The term "C" is used to describe two languages: one invented by K&R in which pointers identify physical memory locations, and one which is derived from that which works the same in cases where pointers are either read and written in ways that abide by certain rules, but may behave in arbitrary fashion if they are used in other ways. While the latter language is defined the by the Standards, the former language is what became popular for microcomputer programming in the 1980s.

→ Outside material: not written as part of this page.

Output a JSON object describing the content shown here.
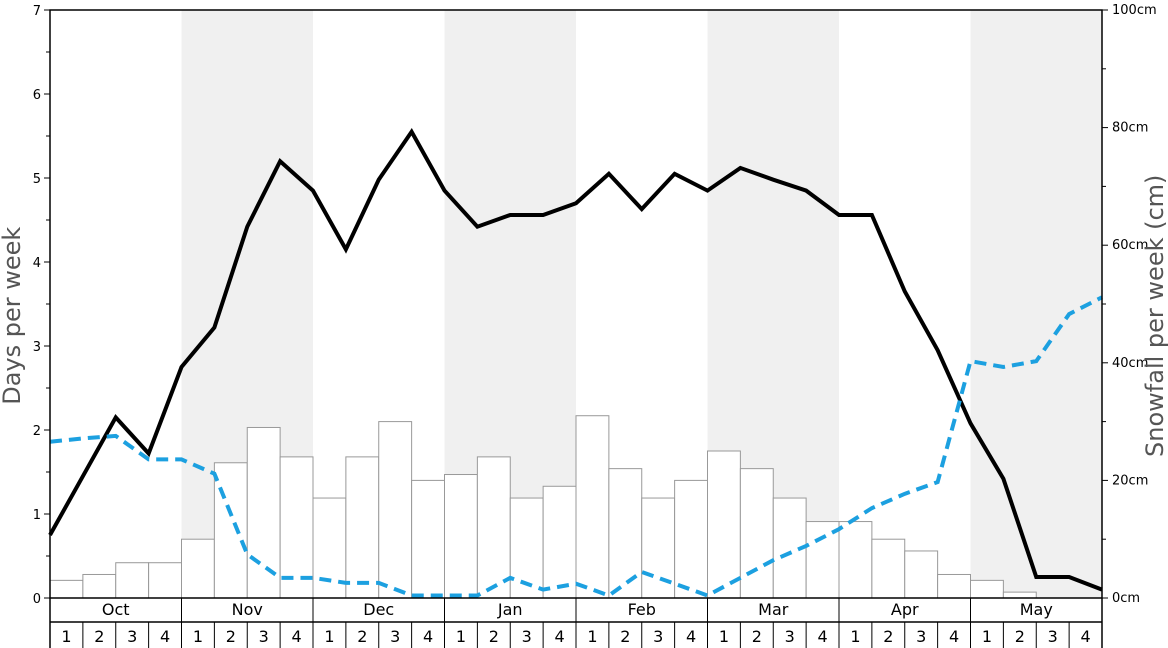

One of the major impediments to generating efficient machine code from C code is that compilers can't tell what pointers might alias what variables. Thus, any time code accesses a pointer that might point to a given variable, generated code is required to ensure that the contents of the memory identified by the pointer and the contents of the variable match. That can be very expensive. The people writing the C89 Standard decided that compilers should be allowed to assume that named variables (static and automatic) will only be accessed using pointers of their own type or character types; the people writing C99 decided to add additional restrictions for allocated storage as well.
Some compilers offer means by which code can ensure that accesses using different types will go through memory (or at least behave as though they are doing so), but unfortunately I don't think there's any standard for that. C14 added a memory model for use with multi-threading which should be capable of achieving required semantics, but I don't think compilers are required to honor such semantics in cases where they can tell that there's no way for outside threads to access something [even if going through memory would be necessary to achieve correct single-thread semantics].
If you're using gcc and want to have memory semantics that work as K&R intended, use the "-fno-strict-aliasing" command-line option. To make code efficient it will be necessary to make substantial use of the "restrict" qualifier which was added in C99. While the authors of gcc seem to have focused more on type-based aliasing rules than "restrict", the latter should allow more useful optimizations.